I have GC in Spain and the eldest who is in secondary school in a town which is not in the least bit affluent and is a long way from tourist areas learns science and music exclusively in English. This applies to the whole cohort, not just those who want to learn in English.

BigChocFrenzy · 25/08/2019 14:26

No system can protect a country forever, if the voters keep electing the authoritarian hard & far right

The USA have had - except for the Obama Interegnum - far right batshit politicians in power for many years now, rigging the Supreme Court & trying to purge other institutions too
and Trump still is subject to some legal constraints - which infuriates him

Much easier with our constitution for the hard right to take power,
because the UK PM has more absolute power over their own country than the POTUS, or head of any democratic country I can think of.

In contrast to the US, what in the Uk Constitution would stop a UK PM - at least with a working majority - from replacing the UK Supreme Court in one fell swoop ?

What constraints, given "national security" considerations, to stop a UK PM heavily restricting the media and even some social media ?

The US 1st Amendment is far more robust

BigChocFrenzy · 25/08/2019 14:29

Unlike POTUS, the PM can pack or even abolish the upper chamber

  • the HoL needs replacement, but only with cross-party consensus, not unilaterally by any UK PM with a working majority
woodpigeons · 25/08/2019 14:38

I used to teach Japanese undergrads and I knew, from when my son went out on an English teaching scheme there, that English had been taught in schools for some time and the aim was to have a native English speaker in every classroom.
When I visited him, in a provincial town, I didn’t find one person who spoke English, even very young people. It made things like buying train tickets extremely difficult and in a two week visit I really couldn’t pick up any of the language.
I asked one of my students why this was and he told me that many people could speak English but they didn’t speak it as they didn’t want to lose face by speaking it badly.

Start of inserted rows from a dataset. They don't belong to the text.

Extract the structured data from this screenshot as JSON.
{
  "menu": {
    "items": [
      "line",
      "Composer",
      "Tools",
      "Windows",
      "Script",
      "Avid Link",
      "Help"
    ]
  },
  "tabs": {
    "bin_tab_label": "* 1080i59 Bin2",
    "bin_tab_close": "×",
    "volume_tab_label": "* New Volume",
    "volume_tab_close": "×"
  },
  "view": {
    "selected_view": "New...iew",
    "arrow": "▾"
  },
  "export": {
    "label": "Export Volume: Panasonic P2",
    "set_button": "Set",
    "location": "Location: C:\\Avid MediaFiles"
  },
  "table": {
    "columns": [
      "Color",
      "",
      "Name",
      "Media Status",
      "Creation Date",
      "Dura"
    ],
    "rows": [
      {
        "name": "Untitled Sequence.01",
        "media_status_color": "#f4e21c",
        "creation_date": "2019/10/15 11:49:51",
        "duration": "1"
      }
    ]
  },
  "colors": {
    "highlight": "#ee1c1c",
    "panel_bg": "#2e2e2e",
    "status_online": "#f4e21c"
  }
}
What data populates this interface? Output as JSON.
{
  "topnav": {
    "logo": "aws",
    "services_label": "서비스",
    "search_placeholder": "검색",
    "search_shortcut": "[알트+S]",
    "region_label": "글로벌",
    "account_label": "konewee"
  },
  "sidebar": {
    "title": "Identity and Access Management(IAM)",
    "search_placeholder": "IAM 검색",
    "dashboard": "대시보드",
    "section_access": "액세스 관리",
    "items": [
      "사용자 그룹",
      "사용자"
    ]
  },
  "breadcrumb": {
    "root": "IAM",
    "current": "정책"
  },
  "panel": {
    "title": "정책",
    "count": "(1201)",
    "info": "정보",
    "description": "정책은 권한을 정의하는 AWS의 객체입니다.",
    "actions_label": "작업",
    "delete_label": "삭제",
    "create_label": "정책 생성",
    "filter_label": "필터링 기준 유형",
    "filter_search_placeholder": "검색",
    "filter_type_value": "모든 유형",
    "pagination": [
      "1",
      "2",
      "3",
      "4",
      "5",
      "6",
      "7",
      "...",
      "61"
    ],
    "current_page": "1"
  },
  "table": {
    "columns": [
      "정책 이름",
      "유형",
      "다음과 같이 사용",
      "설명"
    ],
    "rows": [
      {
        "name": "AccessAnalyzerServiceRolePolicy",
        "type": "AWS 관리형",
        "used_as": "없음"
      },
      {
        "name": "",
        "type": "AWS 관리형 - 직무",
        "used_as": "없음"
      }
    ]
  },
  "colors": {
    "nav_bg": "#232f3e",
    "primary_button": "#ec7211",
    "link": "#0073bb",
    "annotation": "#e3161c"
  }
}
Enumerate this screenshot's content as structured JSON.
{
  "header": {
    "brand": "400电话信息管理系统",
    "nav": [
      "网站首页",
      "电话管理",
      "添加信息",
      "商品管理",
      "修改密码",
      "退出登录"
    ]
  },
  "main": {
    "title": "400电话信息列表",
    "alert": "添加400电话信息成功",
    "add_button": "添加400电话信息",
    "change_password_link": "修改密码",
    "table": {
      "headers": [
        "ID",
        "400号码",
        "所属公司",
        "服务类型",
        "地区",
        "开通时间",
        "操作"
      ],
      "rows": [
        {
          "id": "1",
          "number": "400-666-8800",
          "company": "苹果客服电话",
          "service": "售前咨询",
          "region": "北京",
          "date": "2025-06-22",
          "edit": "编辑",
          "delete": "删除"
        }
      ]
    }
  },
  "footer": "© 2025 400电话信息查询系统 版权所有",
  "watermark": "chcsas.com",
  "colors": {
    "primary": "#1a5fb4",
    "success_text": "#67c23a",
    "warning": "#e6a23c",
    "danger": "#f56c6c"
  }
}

WorriedMutha · 25/08/2019 14:46

It is very difficult to unpick the spin that is undoubtedly going on from all sides.
I am seeing many posts saying 'we're f***d cos Boris or the EU or Trump said XYZ'. I don't think we should be taking these at face value. We're told that Downing St are taking legal advice on prorogueing Parliament, a deal is likely/unlikely, a million to one chance, Trump accepts (yeah right) that the NHS and food standards/animal rights aren't on the table'.
Why tell us if they are seeking legal advice - just do it. Don't spin it to a moribund docile media. Electioneering is the most likely reason for that.
I just think that the tribes are doing more spinning than a troupe of whirling dervishes and we need to step back and view some of this shite with a shovel of salt.
We are not being told the real story. We will have to wait for the documentary film makers in about 5 years time for that.